Вялов, взглянув на него, шагнул дальше, Никита схватил его за рукав рубахи, тогда Тихон пренебрежительно отвёл его руку.
– Ну, зачем притворяешься?
Сбросив с плеча на землю выкопанную в лесу берёзу, Никита оглянулся, ему захотелось ударить Тихона по шершавому лицу, хотелось, чтоб он молчал, а тот, глядя вдаль, щурясь, говорил спокойно, как обыкновенное:
– А если она и не добра, так притвориться может на твой час. Бабы – любопытные, всякой хочется другого мужика попробовать, узнать – есть ли что слаще сахара? Нашему же брату – много ли надо? Раз, два – вот и сыт и здоров. А ты – сохнешь. Ты – попытайся, скажи, авось она согласится.
Никите послышалось в его словах чувство дружеской жалости; это было ново, неведомо для него и горьковато щипало в горле, но в то же время казалось, что Тихон раздевает, обнажает его.
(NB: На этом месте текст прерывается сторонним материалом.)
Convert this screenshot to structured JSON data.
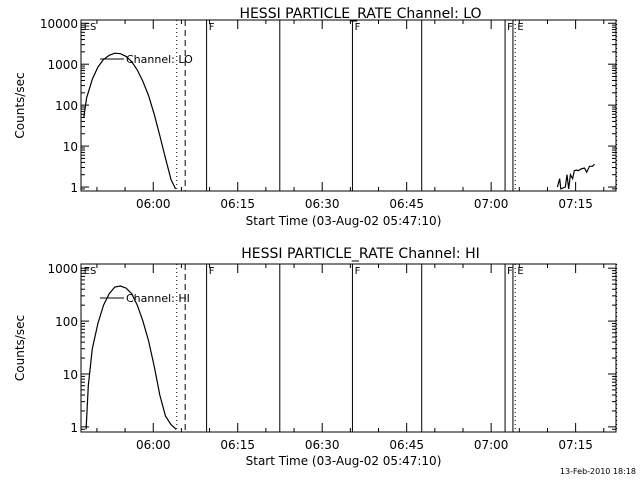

– Ерунду придумал ты, – сказал он.
В городе звонили колокола, призывая к поздней обедне. Тихон встряхнул деревья на плече своём и пошёл, пристукивая по земле железной лопатой, говоря всё так же спокойно:
– Ты меня не опасайся. Я ведь жалею тебя, ты человек приятный, любопытный. Вы все, Артамоновы, страх как любопытные… Ты характером и не похож на горбатого, а ведь горбат.
Испуг Никиты растаял в горячей печали, от неё у него мутилось в глазах, он спотыкался, как пьяный, хотелось лечь на землю и отдохнуть; он тихонько попросил:
– Ты молчи об этом.
– Я сказал: как в сундуке заперто.
– Забудь. Ей не проговорись.
– Я с ней не говорю… Зачем с ней говорить?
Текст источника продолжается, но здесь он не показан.